Days before convention, Democrats haven’t updated their party platform to replace Biden with Harris

    Days before convention, Democrats haven’t updated their party platform to replace Biden with Harris

    WASHINGTON — Four days before the Democratic National Convention in Chicago, the party platform nominates the wrong candidate for president.

    The Democratic platform — essentially a document outlining the party’s goals and policy positions — has not been updated since a draft was released on July 13, eight days before President Joe Biden took office gave up his re-election bid and supported Vice President Kamala Harris.

    The committee responsible for putting together the platform has been working on it for more than a year, including allowing key voices to comment and make changes earlier this summer. But the language that must go to the convention floor for delegate approval has not been changed since then. Biden left the race. And the governing body will not meet to update the platform before the convention begins Monday.

    Harris has not released a detailed list of her policy positions since taking over as the top of the Democratic ticket, though her campaign staff have suggested she is no longer adhering to some of the more liberal stances she took during her first presidential race in 2020, including supporting a ban on hydraulic fracturing. The policy platform, which typically lays out a party’s positions with heavy input from the presidential candidate’s allies, also does not currently provide insight into her direct positions on major issues.

    The platform is non-binding. However, some Democrats criticized Republicans for not being more transparent while approve their party’s 16-page platform during the GOP convention last month in Milwaukee — including revising the document to better align with former President Donald Trump’s positions on abortion and other key issues.

    “The Democratic Party Platform will embody our party’s values ​​and build on the historic accomplishments Democrats have made during the Biden-Harris administration,” the Democratic National Committee said in a statement Thursday. “The Platform Committee has worked diligently with stakeholders from all corners of our party to create a bold, progressive agenda for the next four years, and the platform delegates will vote on at the convention will reflect that process.”

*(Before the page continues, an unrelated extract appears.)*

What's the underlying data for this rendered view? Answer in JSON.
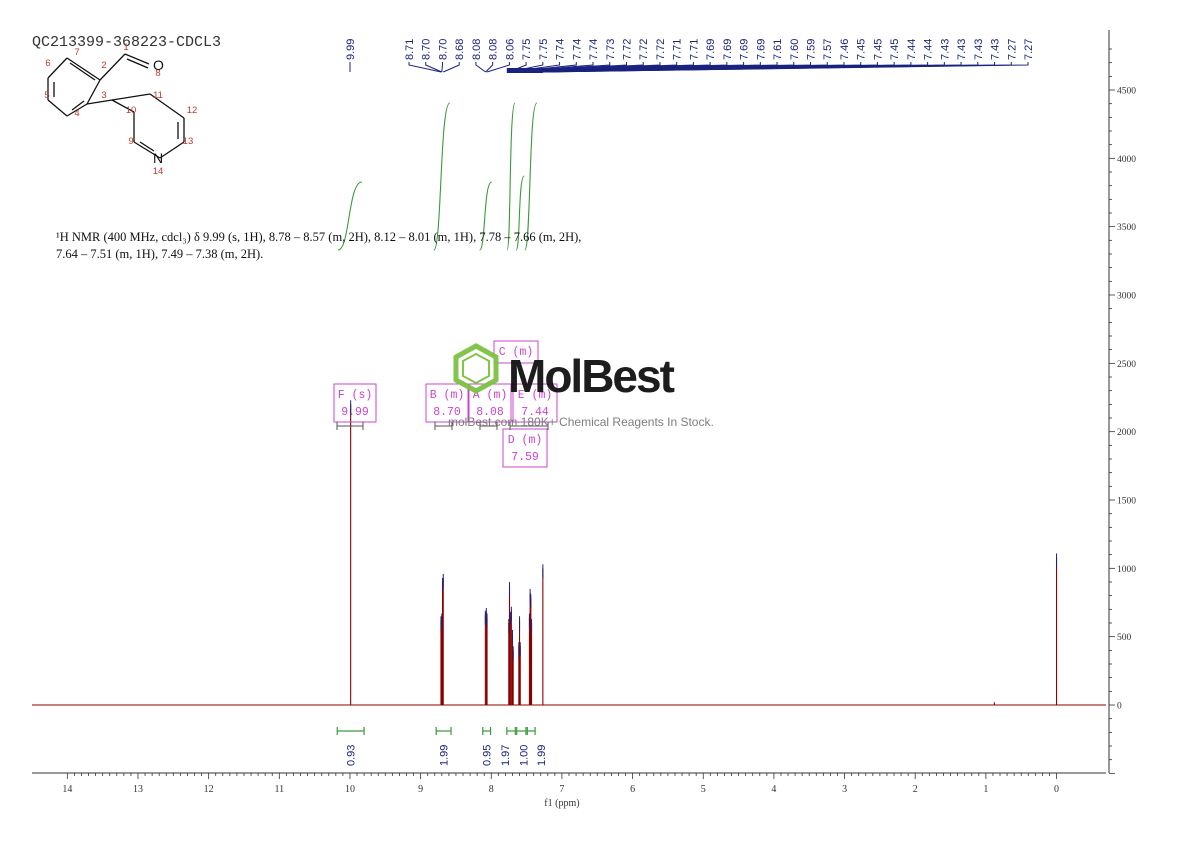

    Yet the introduction to the July draft platform states, “President Biden, Vice President Harris, and the Democrats are standing with us to get the job done” — which, of course, is no longer true, since Biden is no longer running.

    The Democrats’ proposed platform is 80 pages long and focuses on spelling out the differences between Biden and Harris and Trump. That language could still be applied even if the party’s ticket is now different.

    It mocks the former president and current Republican presidential candidate as “focused not on opportunity and optimism, but on revenge and retribution; not on the American people, but on themselves.” It accuses Trump and his party of planning “to take away our fundamental personal freedoms, dictate what health care decisions women can make, ban books, and tell people who they can love.”

    Most of the platform’s core conclusions support the work of the Biden administration. In the weeks since she launched her presidential campaign, Harris has spoken broadly about supporting the Biden administration’s key goals.

    That means the remaining draft platform aligns with many of her positions. The fact that the candidates’ names haven’t been changed, however, suggests the new ticket hasn’t had as much input as it normally would into crafting the slate of things it will fight for if it wins the White House.

    The Democratic platform draft calls for restoring abortion rights nationwide, continuing to advance green energy initiatives that can create jobs and help slow climate change, capping child care costs for low-income families, and urging Congress to approve a pathway to U.S. citizenship for people who are in the country “long-term” illegally.

    It also says Israel’s right to defend itself is “ironclad” while supporting the Biden administration’s efforts to broker a lasting ceasefire agreement that would fighting between Israel and Hamas in Gaza.